Why a Separate Muslim Political Party Is Not a Practical Solution
By: Mohammed Hidayathulla
Whenever the condition of Muslims worsens, there is a renewed call that Muslims should form their own political party. Many activists and well-meaning people genuinely believe that only an independent Muslim party can protect community interests. While the intention is sincere, this idea is not practical in the Indian political context.
The first and most basic issue is numbers. In India, Muslims cannot win even a single Assembly constituency purely on Muslim votes, except in a few rare pockets. This is true even for local bodies. Electoral victories require non-Muslim support. A party that is seen as exclusive to Muslims will find it extremely difficult to attract that support. Without numbers, political parties remain symbolic, not effective.
History confirms this reality.
Many Muslim political parties have been formed after Independence. None of them have survived as serious political forces. Either they failed electorally, or they were absorbed, divided, or destroyed by larger political parties. Indian politics does not allow small minority-based parties to grow independently once they begin to show influence.
I have heard this from my father and from several of his colleagues who were directly involved in politics during that period.
My father was an active member of the Muslim League both before and after Partition. In the early 1960s, the Muslim League was very strong in Karnataka, especially in Bangalore. It won seven seats in the Bangalore Municipal Corporation. This was a significant achievement. Encouraged by this success, the League started preparing for the Assembly elections.
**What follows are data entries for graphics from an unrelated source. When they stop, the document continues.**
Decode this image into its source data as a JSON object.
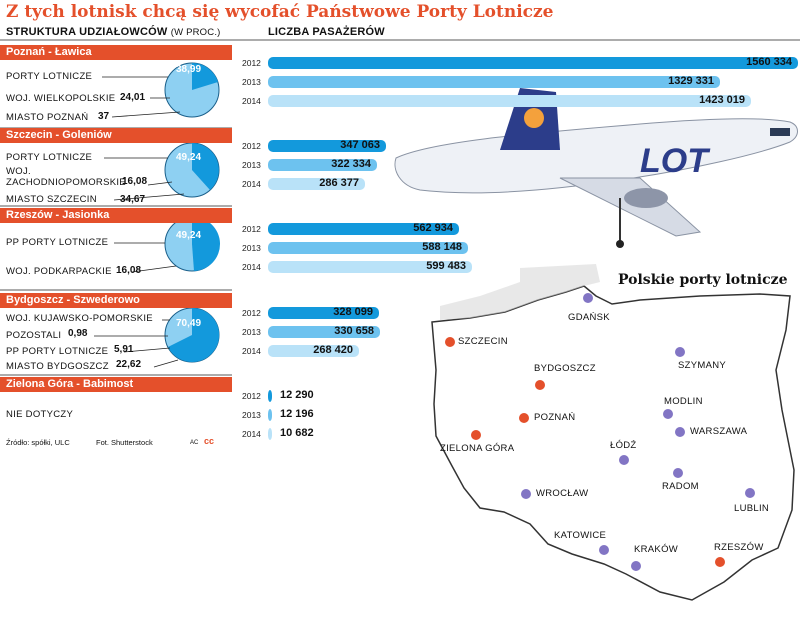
{
  "title": "Z tych lotnisk chcą się wycofać Państwowe Porty Lotnicze",
  "header": {
    "left": "STRUKTURA UDZIAŁOWCÓW",
    "left_unit": "(W PROC.)",
    "right": "LICZBA PASAŻERÓW"
  },
  "chart_data": {
    "type": "bar",
    "title": "Liczba pasażerów",
    "years": [
      "2012",
      "2013",
      "2014"
    ],
    "airports": [
      {
        "name": "Poznań - Ławica",
        "shareholders": [
          {
            "label": "PORTY LOTNICZE",
            "value": "38,99",
            "share": 38.99
          },
          {
            "label": "WOJ. WIELKOPOLSKIE",
            "value": "24,01",
            "share": 24.01
          },
          {
            "label": "MIASTO POZNAŃ",
            "value": "37",
            "share": 37
          }
        ],
        "passengers": [
          {
            "year": "2012",
            "label": "1560 334",
            "value": 1560334
          },
          {
            "year": "2013",
            "label": "1329 331",
            "value": 1329331
          },
          {
            "year": "2014",
            "label": "1423 019",
            "value": 1423019
          }
        ]
      },
      {
        "name": "Szczecin - Goleniów",
        "shareholders": [
          {
            "label": "PORTY LOTNICZE",
            "value": "49,24",
            "share": 49.24
          },
          {
            "label": "WOJ. ZACHODNIOPOMORSKIE",
            "value": "16,08",
            "share": 16.08
          },
          {
            "label": "MIASTO SZCZECIN",
            "value": "34,67",
            "share": 34.67
          }
        ],
        "passengers": [
          {
            "year": "2012",
            "label": "347 063",
            "value": 347063
          },
          {
            "year": "2013",
            "label": "322 334",
            "value": 322334
          },
          {
            "year": "2014",
            "label": "286 377",
            "value": 286377
          }
        ]
      },
      {
        "name": "Rzeszów - Jasionka",
        "shareholders": [
          {
            "label": "PP PORTY LOTNICZE",
            "value": "49,24",
            "share": 49.24
          },
          {
            "label": "WOJ. PODKARPACKIE",
            "value": "16,08",
            "share": 16.08
          }
        ],
        "passengers": [
          {
            "year": "2012",
            "label": "562 934",
            "value": 562934
          },
          {
            "year": "2013",
            "label": "588 148",
            "value": 588148
          },
          {
            "year": "2014",
            "label": "599 483",
            "value": 599483
          }
        ]
      },
      {
        "name": "Bydgoszcz - Szwederowo",
        "shareholders": [
          {
            "label": "WOJ. KUJAWSKO-POMORSKIE",
            "value": "70,49",
            "share": 70.49
          },
          {
            "label": "POZOSTALI",
            "value": "0,98",
            "share": 0.98
          },
          {
            "label": "PP PORTY LOTNICZE",
            "value": "5,91",
            "share": 5.91
          },
          {
            "label": "MIASTO BYDGOSZCZ",
            "value": "22,62",
            "share": 22.62
          }
        ],
        "passengers": [
          {
            "year": "2012",
            "label": "328 099",
            "value": 328099
          },
          {
            "year": "2013",
            "label": "330 658",
            "value": 330658
          },
          {
            "year": "2014",
            "label": "268 420",
            "value": 268420
          }
        ]
      },
      {
        "name": "Zielona Góra - Babimost",
        "note": "NIE DOTYCZY",
        "passengers": [
          {
            "year": "2012",
            "label": "12 290",
            "value": 12290
          },
          {
            "year": "2013",
            "label": "12 196",
            "value": 12196
          },
          {
            "year": "2014",
            "label": "10 682",
            "value": 10682
          }
        ]
      }
    ]
  },
  "footer": {
    "source": "Źródło: spółki, ULC",
    "photo": "Fot. Shutterstock",
    "initials": "AC",
    "logo": "cc"
  },
  "map": {
    "title": "Polskie porty lotnicze",
    "cities": [
      {
        "name": "GDAŃSK",
        "kind": "ppl"
      },
      {
        "name": "SZCZECIN",
        "kind": "withdraw"
      },
      {
        "name": "BYDGOSZCZ",
        "kind": "withdraw"
      },
      {
        "name": "SZYMANY",
        "kind": "ppl"
      },
      {
        "name": "POZNAŃ",
        "kind": "withdraw"
      },
      {
        "name": "MODLIN",
        "kind": "ppl"
      },
      {
        "name": "WARSZAWA",
        "kind": "ppl"
      },
      {
        "name": "ZIELONA GÓRA",
        "kind": "withdraw"
      },
      {
        "name": "ŁÓDŹ",
        "kind": "ppl"
      },
      {
        "name": "RADOM",
        "kind": "ppl"
      },
      {
        "name": "WROCŁAW",
        "kind": "ppl"
      },
      {
        "name": "LUBLIN",
        "kind": "ppl"
      },
      {
        "name": "KATOWICE",
        "kind": "ppl"
      },
      {
        "name": "KRAKÓW",
        "kind": "ppl"
      },
      {
        "name": "RZESZÓW",
        "kind": "withdraw"
      }
    ],
    "colors": {
      "withdraw": "#e4502b",
      "ppl": "#8275c4",
      "land": "#ffffff",
      "outline": "#333333",
      "water": "#d9d9d9"
    }
  },
  "plane": {
    "livery_text": "LOT"
  }
}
This immediately alarmed the Congress leadership. Intelligence reports reached Prime Minister Indira Gandhi that the Congress could face a strong Muslim League challenge in Karnataka. Kengal Hanumanthaiah was the Chief Minister at that time. Indira Gandhi summoned him and clearly instructed that the Muslim League should be finished before the elections. He was given full authority to do whatever was required.
The General Secretary of the Muslim League in Karnataka was Rashid Khan. He was a well-known tailor in Chickpet, famous for stitching sherwanis. He was also a close family friend and had a long political association with my father. Kengal Hanumanthaiah was his regular customer and knew him personally.
After meeting Indira Gandhi, Hanumanthaiah came directly to Rashid Khan’s shop and conveyed the instructions he had received. He made an offer: ₹25,000 in cash, a substantial amount in late 1960s, a bungalow in Jayamahal or RMV Extension, and a Rajya Sabha seat. In return, Rashid Khan had to dissociate himself from the Muslim League, after which the Congress would ensure that the League was dismantled. This offer was made purely because of their personal friendship.
Rashid Khan rejected the offer outright. He told the Chief Minister that he would not bargain away the community for personal gain. He was an honest and clean-handed person. Unfortunately, not everyone is like Rashid Khan.
There are so-called leaders within the community who either have entered politics or are trying to enter it, and who repeatedly advise the formation of a separate Muslim political party. For many of them, this advice is not driven by principle or concern for the community. It is often driven by the possibility of quick money, personal bargaining power, or at least visibility within the community, which can later be converted into personal gain.
The discussion between Rashid Khan and the Chief Minister became heated. Hanumanthaiah then bluntly said that in the coming elections he would buy Muslim votes for ₹5 each.
That is exactly what happened.
During the elections, money was distributed. The Muslim electorate, like many others, voted for the Congress. The Muslim League lost badly. After that, the Congress created internal divisions within the League, encouraged defections, and weakened the organisation from inside. Within a short time, the Muslim League was politically finished in Bangalore.
This episode clearly shows how major political parties operate. Small parties, even if they are sincere and principled, cannot survive against the money power, organisational strength, administrative control, and political influence of national parties. When large parties feel threatened, they do not compete fairly. They co-opt leaders, divide organisations, or eliminate them completely.
This is not limited to one period or one party. It has happened repeatedly across India.
Therefore, the idea of forming a separate Muslim political party, though emotionally appealing, is strategically unsound. Instead of strengthening the community, it often isolates it further and makes it easier for major parties to ignore Muslim concerns or exploit internal divisions.
Political influence in India has never come from isolation. It has come from engagement, alliances, and negotiation within larger political platforms. Muslims have secured rights and representation only when they worked within broader secular parties or supported leaders committed to constitutional values and social justice.
The real challenge is not the absence of a Muslim political party. The challenge is the absence of long-term political strategy—building influence within mainstream parties, forming issue-based alliances, and maintaining sustained engagement rather than emotional, short-term mobilisation.
Indian politics rewards those who understand power as it exists, not as they wish it to be. For Muslims, political survival lies not in standing alone, but in engaging wisely and strategically within the system.